Bank of America Corp. v. City of Miami, No. 15-1111

Wells Fargo & Co. v. City of Miami, No. 15-1112

The Fair Housing Act permits any “aggrieved person” to file a civil action to seek damages for violations of the statute, defining “aggrieved person” to include “any person who … claims to have been injured by a discriminatory housing practice.” The Supreme Court granted certiorari to decide whether that statutory language authorizes suit by any plaintiff who has Article III standing, or whether a plaintiff must also fall within the zone of interests that the statute is designed to protect.
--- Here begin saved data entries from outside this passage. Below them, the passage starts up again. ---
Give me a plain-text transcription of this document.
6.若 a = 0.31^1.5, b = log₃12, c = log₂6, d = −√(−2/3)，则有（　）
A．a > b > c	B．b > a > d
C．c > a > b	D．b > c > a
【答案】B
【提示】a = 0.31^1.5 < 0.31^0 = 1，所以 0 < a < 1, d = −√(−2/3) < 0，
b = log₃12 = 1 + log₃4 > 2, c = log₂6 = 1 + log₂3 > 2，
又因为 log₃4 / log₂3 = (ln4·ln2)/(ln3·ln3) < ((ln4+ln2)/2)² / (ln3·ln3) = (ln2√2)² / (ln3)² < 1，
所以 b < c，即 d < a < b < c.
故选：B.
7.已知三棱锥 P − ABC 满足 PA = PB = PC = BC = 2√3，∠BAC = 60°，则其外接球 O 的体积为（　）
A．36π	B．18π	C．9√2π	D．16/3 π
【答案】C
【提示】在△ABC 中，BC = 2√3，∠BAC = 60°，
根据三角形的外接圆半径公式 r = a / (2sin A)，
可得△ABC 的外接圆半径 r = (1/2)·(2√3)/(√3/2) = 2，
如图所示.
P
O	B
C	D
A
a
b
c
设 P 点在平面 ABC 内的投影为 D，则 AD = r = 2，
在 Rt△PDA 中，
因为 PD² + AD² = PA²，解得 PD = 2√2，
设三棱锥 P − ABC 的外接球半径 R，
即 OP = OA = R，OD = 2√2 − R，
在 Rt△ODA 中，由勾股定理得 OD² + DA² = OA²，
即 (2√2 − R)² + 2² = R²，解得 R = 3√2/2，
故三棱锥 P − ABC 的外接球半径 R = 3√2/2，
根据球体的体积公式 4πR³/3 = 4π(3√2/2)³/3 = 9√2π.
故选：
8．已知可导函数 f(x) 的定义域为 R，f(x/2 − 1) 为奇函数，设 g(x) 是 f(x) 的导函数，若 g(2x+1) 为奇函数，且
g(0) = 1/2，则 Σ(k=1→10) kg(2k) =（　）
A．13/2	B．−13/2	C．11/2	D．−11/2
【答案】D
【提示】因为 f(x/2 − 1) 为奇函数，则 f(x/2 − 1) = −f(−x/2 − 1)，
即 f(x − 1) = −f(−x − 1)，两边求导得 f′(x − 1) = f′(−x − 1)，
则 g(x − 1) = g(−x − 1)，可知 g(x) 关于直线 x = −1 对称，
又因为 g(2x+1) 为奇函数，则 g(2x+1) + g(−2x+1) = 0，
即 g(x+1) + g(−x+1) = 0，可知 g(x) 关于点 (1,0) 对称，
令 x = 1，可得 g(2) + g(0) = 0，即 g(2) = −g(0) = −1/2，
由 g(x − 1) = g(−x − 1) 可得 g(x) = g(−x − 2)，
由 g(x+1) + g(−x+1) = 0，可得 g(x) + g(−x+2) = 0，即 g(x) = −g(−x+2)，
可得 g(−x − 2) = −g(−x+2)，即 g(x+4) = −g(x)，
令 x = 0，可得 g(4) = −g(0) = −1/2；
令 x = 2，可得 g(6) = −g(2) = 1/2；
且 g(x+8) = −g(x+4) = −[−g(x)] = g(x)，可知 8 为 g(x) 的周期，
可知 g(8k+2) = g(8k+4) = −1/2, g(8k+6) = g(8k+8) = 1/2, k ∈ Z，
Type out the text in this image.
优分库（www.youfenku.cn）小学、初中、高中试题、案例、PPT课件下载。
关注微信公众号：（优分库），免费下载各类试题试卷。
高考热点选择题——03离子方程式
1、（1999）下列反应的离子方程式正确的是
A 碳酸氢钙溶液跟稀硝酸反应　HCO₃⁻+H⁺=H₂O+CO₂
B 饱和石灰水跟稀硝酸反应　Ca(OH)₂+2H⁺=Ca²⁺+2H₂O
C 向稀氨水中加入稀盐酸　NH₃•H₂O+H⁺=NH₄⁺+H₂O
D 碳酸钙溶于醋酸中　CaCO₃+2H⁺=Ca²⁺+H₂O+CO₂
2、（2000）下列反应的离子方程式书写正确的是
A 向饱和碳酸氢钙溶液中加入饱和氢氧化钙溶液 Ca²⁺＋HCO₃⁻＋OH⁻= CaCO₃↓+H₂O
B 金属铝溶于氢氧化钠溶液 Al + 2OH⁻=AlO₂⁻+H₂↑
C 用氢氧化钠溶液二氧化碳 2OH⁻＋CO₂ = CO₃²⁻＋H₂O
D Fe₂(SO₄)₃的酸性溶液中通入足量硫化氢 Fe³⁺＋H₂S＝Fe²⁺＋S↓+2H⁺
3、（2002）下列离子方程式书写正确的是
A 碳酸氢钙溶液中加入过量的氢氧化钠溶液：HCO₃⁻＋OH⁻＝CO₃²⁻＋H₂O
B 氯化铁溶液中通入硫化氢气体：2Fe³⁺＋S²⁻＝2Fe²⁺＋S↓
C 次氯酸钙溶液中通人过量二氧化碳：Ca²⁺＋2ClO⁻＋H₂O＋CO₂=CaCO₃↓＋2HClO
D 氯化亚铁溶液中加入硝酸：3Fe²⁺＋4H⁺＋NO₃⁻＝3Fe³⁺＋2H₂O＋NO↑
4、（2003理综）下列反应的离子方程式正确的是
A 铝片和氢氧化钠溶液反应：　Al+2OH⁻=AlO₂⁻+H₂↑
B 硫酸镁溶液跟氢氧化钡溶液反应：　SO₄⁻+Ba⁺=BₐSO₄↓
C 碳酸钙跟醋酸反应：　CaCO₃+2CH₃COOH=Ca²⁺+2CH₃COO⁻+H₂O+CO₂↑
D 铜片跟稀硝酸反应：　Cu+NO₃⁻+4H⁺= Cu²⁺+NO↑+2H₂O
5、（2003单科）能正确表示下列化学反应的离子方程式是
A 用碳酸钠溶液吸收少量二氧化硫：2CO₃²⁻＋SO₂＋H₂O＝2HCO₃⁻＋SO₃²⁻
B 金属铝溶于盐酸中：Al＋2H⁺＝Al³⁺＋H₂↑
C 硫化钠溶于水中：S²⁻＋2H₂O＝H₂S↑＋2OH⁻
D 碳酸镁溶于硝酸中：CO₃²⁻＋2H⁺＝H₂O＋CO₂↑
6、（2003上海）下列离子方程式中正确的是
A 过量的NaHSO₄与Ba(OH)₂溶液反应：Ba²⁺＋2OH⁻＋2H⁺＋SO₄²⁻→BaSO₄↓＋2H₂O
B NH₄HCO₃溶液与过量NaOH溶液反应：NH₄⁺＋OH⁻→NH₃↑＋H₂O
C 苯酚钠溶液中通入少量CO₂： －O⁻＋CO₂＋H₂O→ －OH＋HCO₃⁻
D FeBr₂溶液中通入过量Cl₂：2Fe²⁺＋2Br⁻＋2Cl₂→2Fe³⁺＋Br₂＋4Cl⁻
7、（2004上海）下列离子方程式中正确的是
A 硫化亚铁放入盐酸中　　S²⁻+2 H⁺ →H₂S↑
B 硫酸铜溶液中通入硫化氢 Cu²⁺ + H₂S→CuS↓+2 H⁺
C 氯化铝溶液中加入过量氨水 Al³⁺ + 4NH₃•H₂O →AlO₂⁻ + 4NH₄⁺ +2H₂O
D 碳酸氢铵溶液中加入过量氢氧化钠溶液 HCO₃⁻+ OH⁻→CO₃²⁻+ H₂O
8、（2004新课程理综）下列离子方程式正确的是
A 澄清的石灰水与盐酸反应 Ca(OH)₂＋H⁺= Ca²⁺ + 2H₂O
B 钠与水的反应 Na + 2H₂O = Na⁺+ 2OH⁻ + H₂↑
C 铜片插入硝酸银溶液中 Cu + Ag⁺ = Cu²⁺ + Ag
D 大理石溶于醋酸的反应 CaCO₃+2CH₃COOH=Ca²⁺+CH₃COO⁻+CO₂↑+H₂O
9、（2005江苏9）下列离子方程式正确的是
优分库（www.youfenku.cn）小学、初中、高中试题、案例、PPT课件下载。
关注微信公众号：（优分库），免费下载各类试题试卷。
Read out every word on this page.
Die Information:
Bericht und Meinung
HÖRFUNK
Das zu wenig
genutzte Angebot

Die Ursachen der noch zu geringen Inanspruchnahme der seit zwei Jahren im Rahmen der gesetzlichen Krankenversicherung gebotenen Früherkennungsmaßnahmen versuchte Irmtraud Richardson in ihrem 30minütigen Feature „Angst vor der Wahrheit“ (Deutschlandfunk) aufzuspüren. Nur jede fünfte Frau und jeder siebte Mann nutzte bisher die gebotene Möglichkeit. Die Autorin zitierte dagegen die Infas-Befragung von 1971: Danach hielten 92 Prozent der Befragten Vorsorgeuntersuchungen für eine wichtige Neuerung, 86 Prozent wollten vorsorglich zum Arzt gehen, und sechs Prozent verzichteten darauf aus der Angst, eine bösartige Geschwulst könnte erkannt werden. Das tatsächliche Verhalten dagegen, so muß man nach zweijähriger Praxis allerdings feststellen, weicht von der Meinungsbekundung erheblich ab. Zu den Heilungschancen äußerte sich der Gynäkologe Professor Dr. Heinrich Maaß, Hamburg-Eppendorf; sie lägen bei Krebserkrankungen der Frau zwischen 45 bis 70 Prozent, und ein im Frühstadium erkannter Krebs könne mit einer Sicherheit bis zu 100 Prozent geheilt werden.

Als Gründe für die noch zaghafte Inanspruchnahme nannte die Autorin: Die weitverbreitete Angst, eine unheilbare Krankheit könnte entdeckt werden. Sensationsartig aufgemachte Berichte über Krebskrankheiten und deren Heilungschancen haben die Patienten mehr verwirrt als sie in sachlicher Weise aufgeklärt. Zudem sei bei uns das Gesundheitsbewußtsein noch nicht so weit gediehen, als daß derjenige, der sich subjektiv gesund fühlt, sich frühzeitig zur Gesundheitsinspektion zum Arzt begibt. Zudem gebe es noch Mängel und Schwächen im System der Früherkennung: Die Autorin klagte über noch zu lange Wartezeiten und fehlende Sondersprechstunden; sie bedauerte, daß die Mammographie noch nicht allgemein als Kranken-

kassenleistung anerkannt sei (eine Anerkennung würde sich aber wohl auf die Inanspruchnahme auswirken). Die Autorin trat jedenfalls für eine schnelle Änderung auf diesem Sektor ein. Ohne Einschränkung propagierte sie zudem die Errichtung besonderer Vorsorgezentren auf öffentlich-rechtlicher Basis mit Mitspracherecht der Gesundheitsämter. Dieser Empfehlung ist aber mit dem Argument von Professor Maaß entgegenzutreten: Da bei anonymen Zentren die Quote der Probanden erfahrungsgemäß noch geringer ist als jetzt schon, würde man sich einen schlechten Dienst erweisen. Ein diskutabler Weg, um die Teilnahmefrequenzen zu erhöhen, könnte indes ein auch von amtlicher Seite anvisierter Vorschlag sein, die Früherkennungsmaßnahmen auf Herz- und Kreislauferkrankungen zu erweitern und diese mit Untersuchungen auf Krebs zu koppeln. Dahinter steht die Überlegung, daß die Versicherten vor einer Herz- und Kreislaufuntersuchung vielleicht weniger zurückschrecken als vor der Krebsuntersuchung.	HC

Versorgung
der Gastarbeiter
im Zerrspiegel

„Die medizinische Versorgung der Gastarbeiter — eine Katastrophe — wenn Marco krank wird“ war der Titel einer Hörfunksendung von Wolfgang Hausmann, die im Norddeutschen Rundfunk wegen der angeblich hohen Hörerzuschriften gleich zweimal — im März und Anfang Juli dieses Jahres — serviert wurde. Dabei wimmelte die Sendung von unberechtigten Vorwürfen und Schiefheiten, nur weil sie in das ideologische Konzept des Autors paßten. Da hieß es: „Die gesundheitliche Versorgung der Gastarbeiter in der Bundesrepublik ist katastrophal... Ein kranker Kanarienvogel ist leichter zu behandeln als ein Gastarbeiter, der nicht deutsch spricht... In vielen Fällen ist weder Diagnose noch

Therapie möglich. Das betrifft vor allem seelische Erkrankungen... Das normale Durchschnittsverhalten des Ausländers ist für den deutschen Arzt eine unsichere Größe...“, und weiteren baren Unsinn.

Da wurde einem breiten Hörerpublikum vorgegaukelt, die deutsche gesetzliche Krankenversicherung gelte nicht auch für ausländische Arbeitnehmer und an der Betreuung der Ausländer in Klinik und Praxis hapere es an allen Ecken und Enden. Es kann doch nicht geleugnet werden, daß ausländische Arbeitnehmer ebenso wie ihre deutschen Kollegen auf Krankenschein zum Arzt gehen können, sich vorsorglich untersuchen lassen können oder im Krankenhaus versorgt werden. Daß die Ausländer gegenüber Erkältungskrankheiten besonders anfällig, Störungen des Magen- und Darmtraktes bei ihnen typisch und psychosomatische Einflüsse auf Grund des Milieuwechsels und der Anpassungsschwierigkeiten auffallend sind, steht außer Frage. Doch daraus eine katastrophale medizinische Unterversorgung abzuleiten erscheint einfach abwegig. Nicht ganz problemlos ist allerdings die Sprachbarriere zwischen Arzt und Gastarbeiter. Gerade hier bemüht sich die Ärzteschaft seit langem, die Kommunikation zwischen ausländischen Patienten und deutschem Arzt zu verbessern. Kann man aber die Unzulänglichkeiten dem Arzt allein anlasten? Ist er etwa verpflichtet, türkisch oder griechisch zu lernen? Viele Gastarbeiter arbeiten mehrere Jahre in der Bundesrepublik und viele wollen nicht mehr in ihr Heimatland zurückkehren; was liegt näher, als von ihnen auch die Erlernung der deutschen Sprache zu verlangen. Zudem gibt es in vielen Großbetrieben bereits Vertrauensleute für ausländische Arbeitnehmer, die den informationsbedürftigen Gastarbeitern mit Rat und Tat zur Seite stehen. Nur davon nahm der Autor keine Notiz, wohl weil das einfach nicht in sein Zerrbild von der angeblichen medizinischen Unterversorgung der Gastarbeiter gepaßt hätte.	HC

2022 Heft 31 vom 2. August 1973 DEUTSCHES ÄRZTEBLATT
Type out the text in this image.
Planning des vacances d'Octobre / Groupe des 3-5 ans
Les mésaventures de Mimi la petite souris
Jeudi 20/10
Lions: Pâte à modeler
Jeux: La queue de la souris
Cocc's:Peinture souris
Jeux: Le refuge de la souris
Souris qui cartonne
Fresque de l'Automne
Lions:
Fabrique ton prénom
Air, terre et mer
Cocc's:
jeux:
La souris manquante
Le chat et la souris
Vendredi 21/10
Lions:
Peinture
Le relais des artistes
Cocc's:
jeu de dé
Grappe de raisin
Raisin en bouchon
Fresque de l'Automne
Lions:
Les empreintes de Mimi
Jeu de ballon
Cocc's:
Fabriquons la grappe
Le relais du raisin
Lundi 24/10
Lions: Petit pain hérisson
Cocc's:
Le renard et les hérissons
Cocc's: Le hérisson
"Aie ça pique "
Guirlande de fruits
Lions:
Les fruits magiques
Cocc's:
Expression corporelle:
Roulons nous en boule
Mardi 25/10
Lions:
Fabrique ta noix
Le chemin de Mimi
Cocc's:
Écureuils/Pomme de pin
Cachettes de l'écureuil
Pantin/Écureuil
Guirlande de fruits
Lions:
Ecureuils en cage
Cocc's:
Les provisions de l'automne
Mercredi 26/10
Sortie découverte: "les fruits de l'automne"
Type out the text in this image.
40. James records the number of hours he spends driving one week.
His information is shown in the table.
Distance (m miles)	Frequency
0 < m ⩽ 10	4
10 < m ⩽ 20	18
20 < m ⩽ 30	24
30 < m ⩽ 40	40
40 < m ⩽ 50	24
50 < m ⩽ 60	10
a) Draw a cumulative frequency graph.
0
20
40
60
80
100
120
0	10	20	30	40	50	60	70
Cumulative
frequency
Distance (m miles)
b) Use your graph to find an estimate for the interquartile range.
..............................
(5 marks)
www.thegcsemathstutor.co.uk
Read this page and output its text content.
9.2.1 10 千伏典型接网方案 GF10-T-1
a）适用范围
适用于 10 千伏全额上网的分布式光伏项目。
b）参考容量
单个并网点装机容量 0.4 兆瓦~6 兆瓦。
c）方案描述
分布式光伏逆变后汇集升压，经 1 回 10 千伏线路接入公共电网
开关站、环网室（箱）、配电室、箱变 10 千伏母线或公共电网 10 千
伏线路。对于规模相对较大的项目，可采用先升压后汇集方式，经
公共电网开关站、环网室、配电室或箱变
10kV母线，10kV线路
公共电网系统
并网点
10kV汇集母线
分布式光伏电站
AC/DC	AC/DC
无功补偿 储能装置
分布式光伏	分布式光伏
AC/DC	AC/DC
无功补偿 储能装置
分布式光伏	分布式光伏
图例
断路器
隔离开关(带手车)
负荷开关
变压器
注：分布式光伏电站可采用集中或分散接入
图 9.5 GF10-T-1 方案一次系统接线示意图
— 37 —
Today, in a 5-3 ruling authored by Justice Breyer, the Court held that a plaintiff must allege injuries that arguably fall within the FHA’s zone of interests but interpreted that zone broadly. The action before the Court involved claims by the City of Miami that it had lost tax revenues and sustained additional municipal expenses when banks foreclosed on properties that had been the subject of discriminatory lending procedures. But the Court held that Miami must bear a higher burden to establish that its economic injuries were caused by the banks’ alleged misconduct. Rejecting the suggestion that foreseeability alone was sufficient, the Court directed the court of appeals to consider on remand whether there is a direct relation between the injury asserted by Miami and the injurious conduct alleged.

Justice Thomas, joined by Justices Kennedy and Alito, dissented. In his view, Miami’s injuries fall outside the FHA’s zone of interests and are, in any event, too remote to satisfy the FHA’s proximate-cause requirement.